Guest said:What's $\arcsin(\sin(\frac{−3\pi}{2}))?$ I think it's equal to
$\arcsin(-\sin(\frac{3\pi}{2})) =\arcsin(-\sin(\pi+\frac{\pi}{2})) = \arcsin(\sin(\pi/2)) = \frac{\pi}{2}$
Is this correct?
The value of $\arcsin(-\sin(\frac{3\pi}{2}))$ is undefined. This is because the range of the inverse sine function is limited to $[-\frac{\pi}{2}, \frac{\pi}{2}]$, and $\frac{3\pi}{2}$ falls outside of this range.
The value is undefined because the inverse sine function is not defined for values outside of its range. This is due to the fact that there are multiple angles that have the same sine value, so it is not possible to uniquely determine the angle.
No, there are no restrictions that can be placed on the input to make the value defined.
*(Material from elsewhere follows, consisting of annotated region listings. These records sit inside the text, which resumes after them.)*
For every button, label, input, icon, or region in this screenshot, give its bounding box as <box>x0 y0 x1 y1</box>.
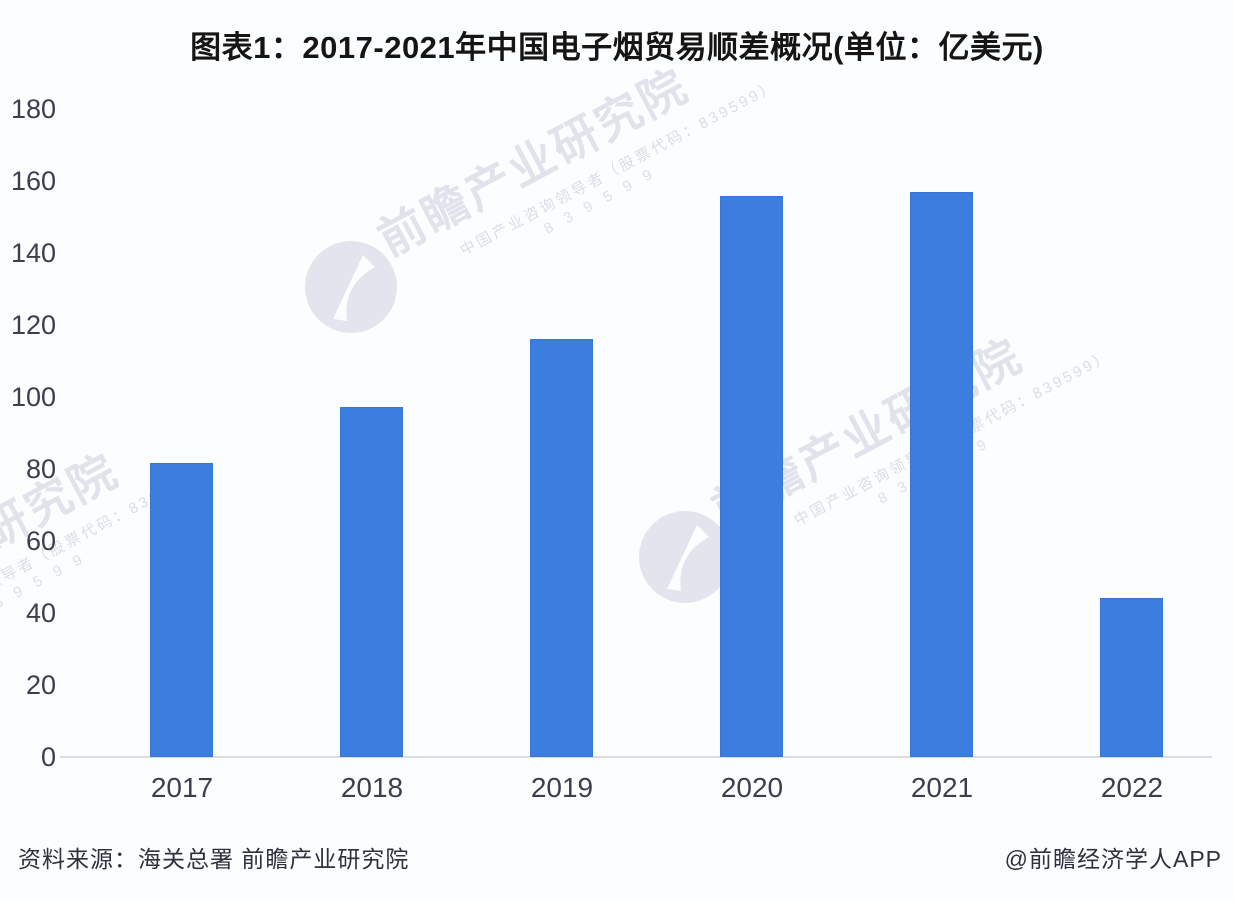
y-tick-label-120: 120 <box>10 310 56 340</box>
y-tick-label-60: 60 <box>25 526 56 556</box>
y-tick-label-40: 40 <box>25 598 56 628</box>
y-tick-label-20: 20 <box>25 670 56 700</box>
x-tick-label-2017: 2017 <box>150 772 214 803</box>
y-tick-label-140: 140 <box>10 238 56 268</box>
source-note: 资料来源：海关总署 前瞻产业研究院 <box>18 846 410 872</box>
x-tick-label-2022: 2022 <box>1100 772 1164 803</box>
bar-2018 <box>340 407 403 757</box>
y-tick-label-180: 180 <box>10 94 56 124</box>
chart-title: 图表1：2017-2021年中国电子烟贸易顺差概况(单位：亿美元) <box>190 30 1044 65</box>
bar-2020 <box>720 196 783 757</box>
x-tick-label-2018: 2018 <box>340 772 404 803</box>
y-tick-label-160: 160 <box>10 166 56 196</box>
y-tick-label-0: 0 <box>40 742 56 772</box>
bar-2017 <box>150 463 213 757</box>
bar-2021 <box>910 192 973 757</box>
app-credit: @前瞻经济学人APP <box>1004 846 1222 872</box>
x-axis-line <box>60 756 1212 758</box>
y-tick-label-80: 80 <box>25 454 56 484</box>
x-tick-label-2019: 2019 <box>530 772 594 803</box>
bar-2022 <box>1100 598 1163 757</box>
x-tick-label-2020: 2020 <box>720 772 784 803</box>
bar-2019 <box>530 339 593 757</box>
x-tick-label-2021: 2021 <box>910 772 974 803</box>
y-tick-label-100: 100 <box>10 382 56 412</box>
This is because the sine function is periodic, so any multiple of $2\pi$ will also result in an undefined value for the inverse sine function.
The domain of the function $\arcsin(-\sin(x))$ is the set of all real numbers.
No, it is not possible to approximate the value of $\arcsin(-\sin(\frac{3\pi}{2}))$ because it is undefined. However, we can approximate the value of $\sin(\frac{3\pi}{2})$ to be -1, which is the value of the inner sine function. But this does not give us any information about the inverse sine function.